In Philadelphia, a U.S. magistrate ruled against Google and ordered it to cooperate with FBI search warrants demanding access to user emails that are stored on servers outside of the United States. Thomas Rueter ruled that transferring emails from a foreign server so FBI agents could review them locally did not qualify as a seizure because there was “no meaningful interference” with the account holder’s “possessory interest” in the data sought.
“Though the retrieval of the electronic data by Google from its multiple data centres abroad has the potential for an invasion of privacy, the actual infringement of privacy occurs at the time of disclosure in the United States.” The differentiation between retrieval and seizure in this ruling would mean that a US-based cloud computing firm could be ordered to retrieval information that it holds anywhere in the world and once retrieved to the US, it could be seized by US authorities.
Finally, a group called the Shadow Brokers leaked a set of hacking tools that it had stolen from the NSA’s Equation Group that used various exploits to hijack venerable Windows systems. This called into question whether the NSA, far from being more restrained in its surveillance, had actually been a great deal more active than previously assumed.
In a further complication, the NSA tools that had been leaked were then weaponised and used in the WannaCry malware attack that crippled organisations across the globe.
Recently Privacy Shield faced its first annual review by European Union Justice Commissioner Věra Jourová and U.S. Commerce Secretary Wilbur Ross. Rather than criticise the US for stalling on provisions that would prohibit secretly sharing this user data with intelligence agencies and for the weakness of its safeguard mechanisms, political expediency meant that they gave it a clean bill of health – only calling out the fact that US authorities under Donald Trump’s administration have yet to set up a permanent ombudsperson, to whom EU citizens can file complaints if they believe their rights have been violated. Indeed, Jourova went so far as to say that the EU commission would not “wait forever” for the US side to appoint someone, on a permanent basis, to the position.
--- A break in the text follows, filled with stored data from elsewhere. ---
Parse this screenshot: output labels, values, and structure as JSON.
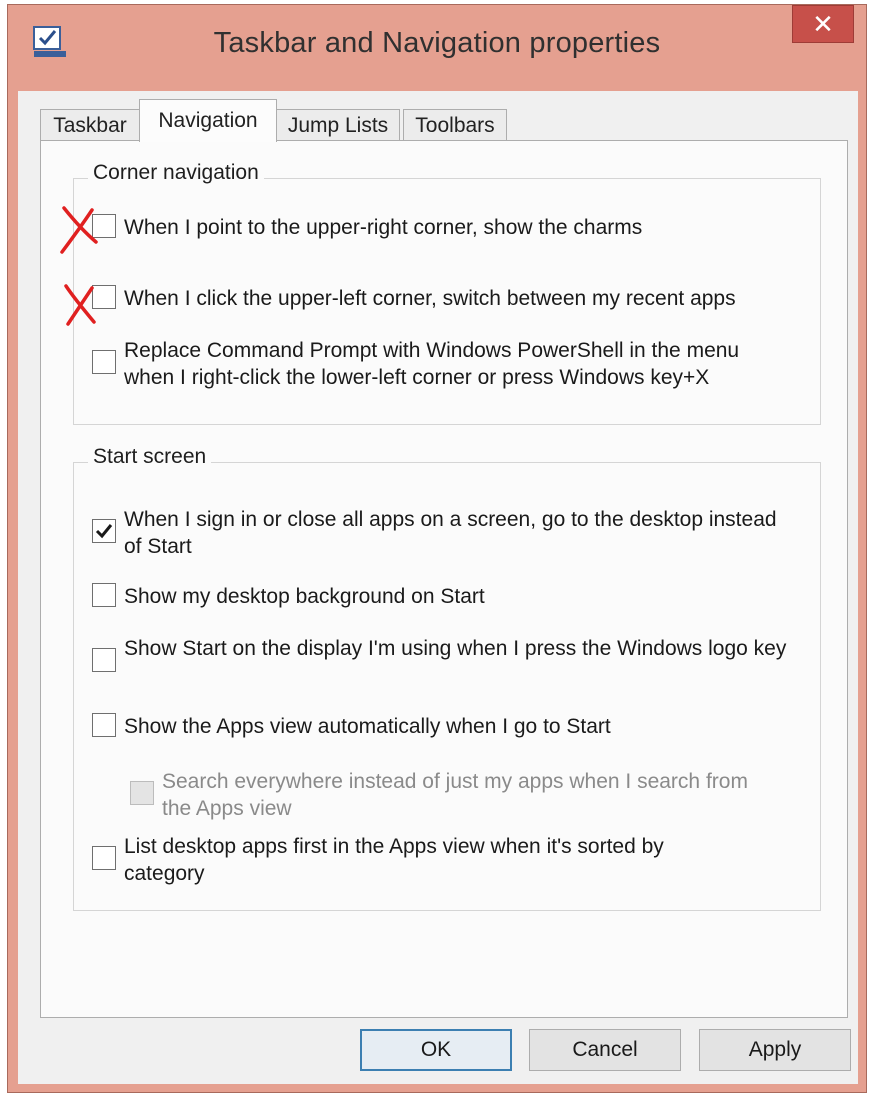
{
  "window": {
    "title": "Taskbar and Navigation properties",
    "close_glyph": "✕"
  },
  "tabs": [
    {
      "label": "Taskbar",
      "active": false
    },
    {
      "label": "Navigation",
      "active": true
    },
    {
      "label": "Jump Lists",
      "active": false
    },
    {
      "label": "Toolbars",
      "active": false
    }
  ],
  "corner_navigation": {
    "title": "Corner navigation",
    "options": [
      {
        "label": "When I point to the upper-right corner, show the charms",
        "checked": false,
        "annotated_x": true
      },
      {
        "label": "When I click the upper-left corner, switch between my recent apps",
        "checked": false,
        "annotated_x": true
      },
      {
        "label": "Replace Command Prompt with Windows PowerShell in the menu when I right-click the lower-left corner or press Windows key+X",
        "checked": false
      }
    ]
  },
  "start_screen": {
    "title": "Start screen",
    "options": [
      {
        "label": "When I sign in or close all apps on a screen, go to the desktop instead of Start",
        "checked": true
      },
      {
        "label": "Show my desktop background on Start",
        "checked": false
      },
      {
        "label": "Show Start on the display I'm using when I press the Windows logo key",
        "checked": false
      },
      {
        "label": "Show the Apps view automatically when I go to Start",
        "checked": false
      },
      {
        "label": "Search everywhere instead of just my apps when I search from the Apps view",
        "checked": false,
        "disabled": true
      },
      {
        "label": "List desktop apps first in the Apps view when it's sorted by category",
        "checked": false
      }
    ]
  },
  "buttons": {
    "ok": "OK",
    "cancel": "Cancel",
    "apply": "Apply"
  },
  "colors": {
    "frame": "#e5a090",
    "close_button": "#c7504a",
    "annotation": "#e02020",
    "default_button_border": "#3c7fb1"
  }
}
This position lasted just 12 days before …. Before the SHiPS (Safe Harbour & Privacy Shield) struck the first of three new icebergs:
On October 3rd the Irish High Court Judge Caroline Costello responded to concerns raised by the Irish Data Protection Commissioner Helen Dixon in regard to the Max Screms case against Facebook. She ruled that there were: “well-founded concerns that there is an absence of an effective remedy in US law compatible with the requirements of Article 47 of the Charter (of Fundamental Rights).” As a result, she asked pushed the case up to the European Union Court of Justice (CJEU) for a ruling in the case. This is the same court that threw out Safe Harbour.
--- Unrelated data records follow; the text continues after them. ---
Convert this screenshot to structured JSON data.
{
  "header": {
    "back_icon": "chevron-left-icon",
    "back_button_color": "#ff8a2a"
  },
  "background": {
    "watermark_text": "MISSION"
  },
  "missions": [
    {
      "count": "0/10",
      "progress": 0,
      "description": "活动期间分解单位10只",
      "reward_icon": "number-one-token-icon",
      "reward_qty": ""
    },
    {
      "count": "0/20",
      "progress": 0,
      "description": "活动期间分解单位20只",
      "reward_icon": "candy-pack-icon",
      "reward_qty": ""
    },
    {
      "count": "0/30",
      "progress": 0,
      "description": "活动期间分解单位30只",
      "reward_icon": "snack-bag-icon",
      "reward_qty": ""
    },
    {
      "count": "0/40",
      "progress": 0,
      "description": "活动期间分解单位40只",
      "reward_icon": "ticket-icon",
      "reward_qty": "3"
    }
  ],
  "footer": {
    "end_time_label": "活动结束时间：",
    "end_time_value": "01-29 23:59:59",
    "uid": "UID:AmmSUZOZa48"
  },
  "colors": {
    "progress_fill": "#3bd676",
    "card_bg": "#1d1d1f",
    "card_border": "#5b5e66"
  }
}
Now that the Privacy Shield has completed its first review by EU Commissioner Jourová and U.S. Commerce Secretary Ross, the Article 29 Working Party will consider any of the review’s proposed reforms and start looking seriously at Privacy Shield itself. It is unlikely to be as lenient they were.
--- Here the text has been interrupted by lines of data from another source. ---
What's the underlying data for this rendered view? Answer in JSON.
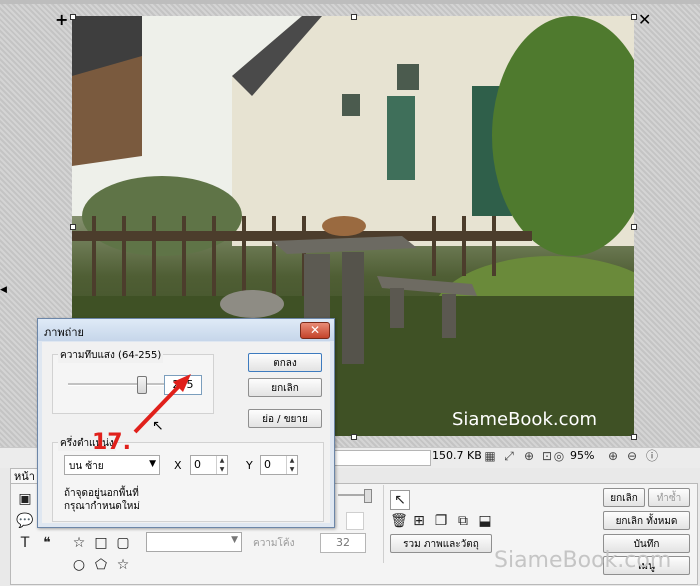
{
  "canvas": {
    "watermark": "SiameBook.com"
  },
  "status_bar": {
    "file_size": "150.7 KB",
    "zoom": "95%"
  },
  "dialog": {
    "title": "ภาพถ่าย",
    "close_label": "✕",
    "opacity_label": "ความทึบแสง (64-255)",
    "opacity_value": "255",
    "opacity_fraction": 1.0,
    "ok_label": "ตกลง",
    "cancel_label": "ยกเลิก",
    "resize_label": "ย่อ / ขยาย",
    "anchor_label": "ครึ่งตำแหน่ง",
    "position_selected": "บน ซ้าย",
    "x_label": "X",
    "x_value": "0",
    "y_label": "Y",
    "y_value": "0",
    "hint_line1": "ถ้าจุดอยู่นอกพื้นที่",
    "hint_line2": "กรุณากำหนดใหม่"
  },
  "annotation": {
    "step": "17."
  },
  "panel": {
    "tab_label": "หน้า",
    "curve_label": "ความโค้ง",
    "curve_value": "32",
    "merge_label": "รวม ภาพและวัตถุ",
    "cancel_label": "ยกเลิก",
    "redo_label": "ทำซ้ำ",
    "cancel_all_label": "ยกเลิก ทั้งหมด",
    "save_label": "บันทึก",
    "menu_label": "เมนู"
  },
  "footer_watermark": "SiameBook.com",
  "icons": {
    "plus": "+",
    "close": "✕",
    "star": "☆",
    "pentagon": "⬠",
    "circle": "○",
    "square": "□",
    "rounded-square": "▢",
    "cursor": "↖",
    "text": "T",
    "quote": "❝"
  },
  "colors": {
    "annotation_red": "#e0201b",
    "dialog_title": "#c6d6ea",
    "close_red": "#c4432a"
  }
}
If US surveillance don’t now change dramatically, and there is no indication that they will, then there appears no way of resolving the fundamental incompatibility between US surveillance and EU privacy law.
So even if we are able to reach a third agreement that provides even greater provisions to safeguard EU data, we would still need to counter the extraterritorial intrusion by US courts as well as the inclination of intelligence agencies to circumvent whatever laws exist anyway. It would also need to survive a further inevitable challenge from Mr Schrems.
It is therefore possibly no surprise that companies already expect Privacy Shield to fail and are preparing for a post-Privacy Shield world.
Thankfully we all have some time to do so. The courts won’t be moving that quickly and are unlikely to make a ruling with such drastic implications lightly. In the meantime, the authorities on both sides of the Atlantic will be moving as fast as they can to prepare an alternative agreement – although quite what that will be or what they will call it this time is far from clear.